Ce n’est pas pour cela ! J’aimerais mieux, troublé dans le plus profond sommeil, entendre le gémissement de la cloche funèbre et des oiseaux de mauvais présage, le cri de la conscience, ce chien de garde grondeur, que des fous, des cavaliers et d’autres bêtes criant sans cesse : « Échec au roi ! »

L’ÉVÊQUE.

Mais à qui viendront de pareilles idées ?

LIEBETRAUT.

À un homme, par exemple, qui serait faible et qui aurait la conscience robuste, ce qui va le plus souvent ensemble. Ils appellent cela un jeu royal, et disent qu’on l’inventa pour un roi, qui récompensa l’inventeur par un océan de richesses. Si cela est vrai, il me semble que je vois l’homme. Il était mineur par l’esprit ou l’âge, sous la tutelle de sa mère ou de sa femme ; sa barbe n’était qu’un léger duvet, avec quelques poils jaunâtres autour des tempes ; il était souple comme un jeune saule, et jouait volontiers aux dames et avec les dames, non par passion, Dieu nous en garde ! mais par simple passe-temps.

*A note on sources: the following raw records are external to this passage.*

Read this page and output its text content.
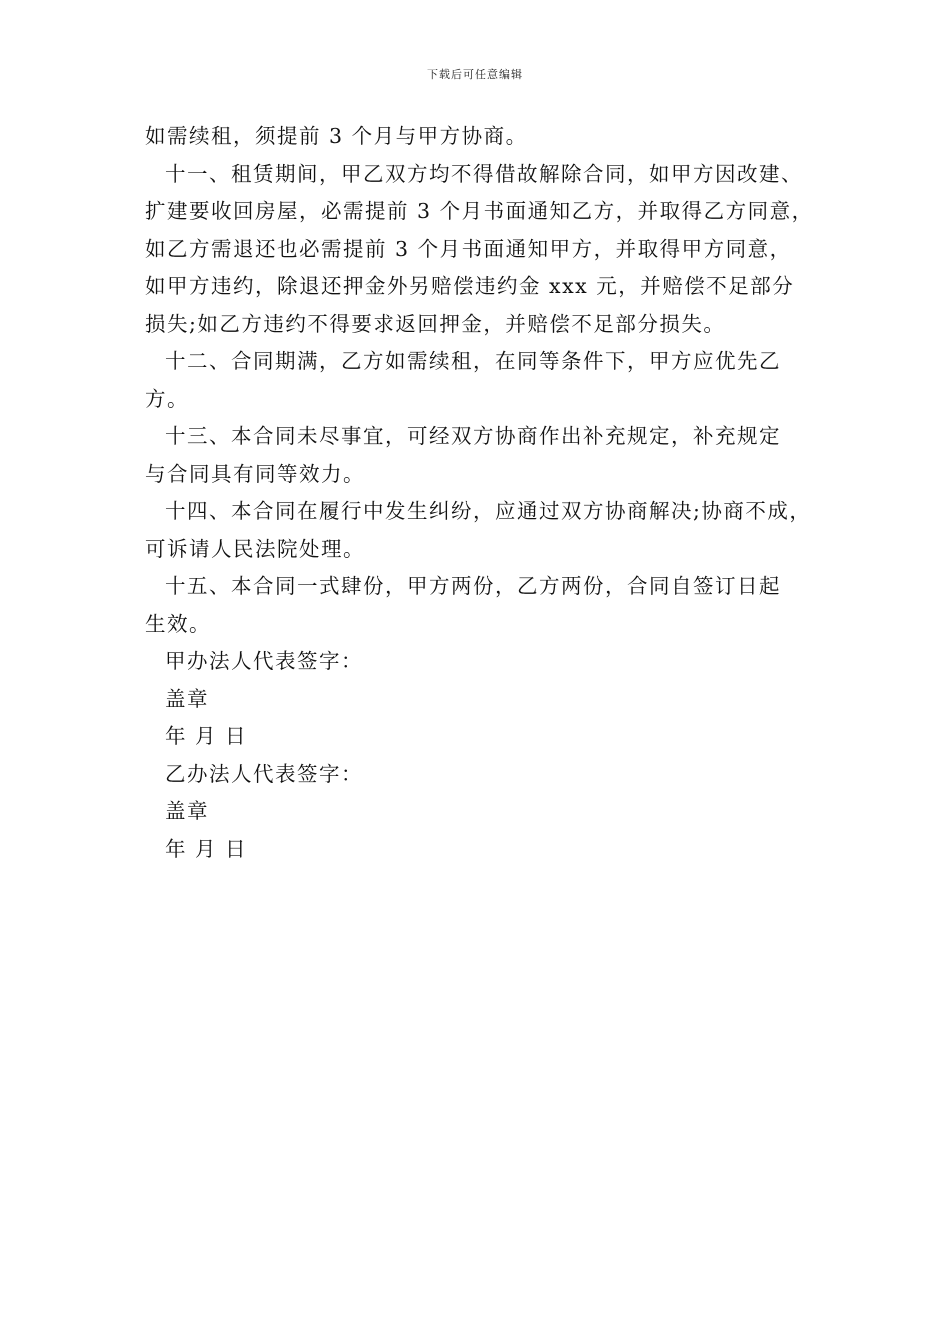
下载后可任意编辑
如需续租，须提前 3 个月与甲方协商。
十一、租赁期间，甲乙双方均不得借故解除合同，如甲方因改建、
扩建要收回房屋，必需提前 3 个月书面通知乙方，并取得乙方同意，
如乙方需退还也必需提前 3 个月书面通知甲方，并取得甲方同意，
如甲方违约，除退还押金外另赔偿违约金 xxx 元，并赔偿不足部分
损失;如乙方违约不得要求返回押金，并赔偿不足部分损失。
十二、合同期满，乙方如需续租，在同等条件下，甲方应优先乙
方。
十三、本合同未尽事宜，可经双方协商作出补充规定，补充规定
与合同具有同等效力。
十四、本合同在履行中发生纠纷，应通过双方协商解决;协商不成，
可诉请人民法院处理。
十五、本合同一式肆份，甲方两份，乙方两份，合同自签订日起
生效。
甲办法人代表签字：
盖章
年 月 日
乙办法人代表签字：
盖章
年 月 日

Son gouverneur, trop actif pour un savant, trop roide pour un homme du monde, inventa, in usum Delphini, ce jeu si bien assorti à Sa Majesté… et ainsi du reste.

ADÉLAÏDE.

Mat !… Liebetraut, vous devriez combler les lacunes de nos chroniques. (Ils se lèvent.)

LIEBETRAUT.

Les lacunes de nos généalogies ! ce serait plus profitable. Depuis que les mérites de nos ancêtres servent au même usage que leurs portraits, à tapisser les vides de nos chambres et de notre caractère, il y aurait quelque chose à gagner.